Fortunately Fred was too drowsy to pay heed to what was being said; in fact he was very sleepy, and was anxious to go to bed. Frank got him into a cab, and in twenty minutes they safely reached his mother's house in Thirty-eighth street.

Mrs. Vivian was anxiously awaiting the return of the prodigal.

"O Fred," she said, "how could you stay away so, when you know how worried I get? You have been drinking, too."

"This is my friend, Frank Kavanagh," hiccoughed Fred.

"Shall I go up and help put him to bed?" asked Frank.

"Does he require help?" asked Mrs. Vivian, sorrowfully.

"He has been drinking a good deal."

"Yes, you may go up. I will lead the way to his chamber. Afterwards I want to speak to you."

"All right."

"Where did you find him?" asked Mrs. Vivian, when Frank with some difficulty had prepared his charge for bed.

"In the billiard-saloon to which you directed me. He was upstairs playing cards for money. They were cheating him in the most outrageous manner."

"I suppose they got all his money."

"Not all; but they would soon have done so. Here is his pocket-book, which I just took from his pocket."

"There are twenty dollars left," said 'Mrs. Vivian, after an examination. "They must have secured the rest. O my poor boy! Would that I could shield you from these dangerous companions!"

"I don't think they will trouble him again, Mrs. Vivian."

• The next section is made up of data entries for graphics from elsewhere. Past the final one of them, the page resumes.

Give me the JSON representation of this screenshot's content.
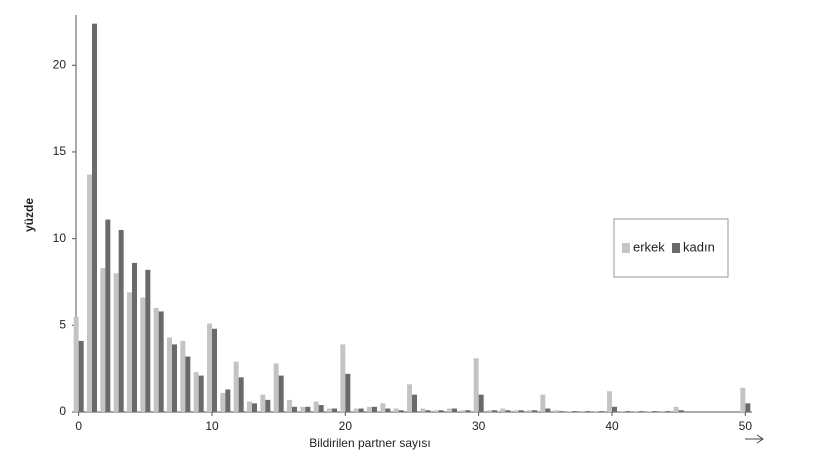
{
  "chart_data": {
    "type": "bar",
    "x_label": "Bildirilen partner sayısı",
    "y_label": "yüzde",
    "x": [
      0,
      1,
      2,
      3,
      4,
      5,
      6,
      7,
      8,
      9,
      10,
      11,
      12,
      13,
      14,
      15,
      16,
      17,
      18,
      19,
      20,
      21,
      22,
      23,
      24,
      25,
      26,
      27,
      28,
      29,
      30,
      31,
      32,
      33,
      34,
      35,
      36,
      37,
      38,
      39,
      40,
      41,
      42,
      43,
      44,
      45,
      46,
      47,
      48,
      49,
      50
    ],
    "series": [
      {
        "name": "erkek",
        "color": "#c4c4c4",
        "values": [
          5.5,
          13.7,
          8.3,
          8.0,
          6.9,
          6.6,
          6.0,
          4.3,
          4.1,
          2.3,
          5.1,
          1.1,
          2.9,
          0.6,
          1.0,
          2.8,
          0.7,
          0.3,
          0.6,
          0.2,
          3.9,
          0.2,
          0.3,
          0.5,
          0.2,
          1.6,
          0.2,
          0.1,
          0.2,
          0.1,
          3.1,
          0.1,
          0.2,
          0.1,
          0.1,
          1.0,
          0.1,
          0.05,
          0.05,
          0.05,
          1.2,
          0.05,
          0.05,
          0.05,
          0.05,
          0.3,
          0,
          0,
          0,
          0,
          1.4
        ]
      },
      {
        "name": "kadın",
        "color": "#6a6a6a",
        "values": [
          4.1,
          22.4,
          11.1,
          10.5,
          8.6,
          8.2,
          5.8,
          3.9,
          3.2,
          2.1,
          4.8,
          1.3,
          2.0,
          0.5,
          0.7,
          2.1,
          0.3,
          0.3,
          0.4,
          0.2,
          2.2,
          0.2,
          0.3,
          0.2,
          0.1,
          1.0,
          0.1,
          0.1,
          0.2,
          0.1,
          1.0,
          0.1,
          0.1,
          0.1,
          0.1,
          0.2,
          0.05,
          0.05,
          0.05,
          0.05,
          0.3,
          0.05,
          0.05,
          0.05,
          0.05,
          0.1,
          0,
          0,
          0,
          0,
          0.5
        ]
      }
    ],
    "xlim": [
      -0.5,
      50.5
    ],
    "xticks": [
      0,
      10,
      20,
      30,
      40,
      50
    ],
    "ylim": [
      0,
      22.9
    ],
    "yticks": [
      0,
      5,
      10,
      15,
      20
    ],
    "legend": "right"
  }
}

"Why not? You do not know them."

"I told them that, if they came near him, hereafter, you would have them arrested for swindling your son out of money belonging to you."

"Will that have any effect upon them?"

"Yes, because they know that I am ready to appear as a witness against them."

"Did Fred show any unwillingness to come with you?"

"No; I made him think I was an old acquaintance of his. Besides, he was feeling sleepy."

"You have acted with great judgment for so young a lad," said Mrs. Vivian. "I wish Fred had a companion like you to influence him for good. Where do you live?"

"At the Newsboys Lodging-House. I cannot afford to hire a room."

Mrs. Vivian looked thoughtful.

"Give me your name and address," she said.

These she noted down.

"I won't keep you any longer to-night," she said, "for you must be tired. You will hear from me again."

"Oh," said Frank, "I nearly forgot. Here is the balance of the money you handed me for expenses."

"Keep it for yourself," said Mrs. Vivian, "and accept my thanks besides."

Though Frank had paid for the cab, there was a balance of nearly two dollars in his hands which he was very glad to keep.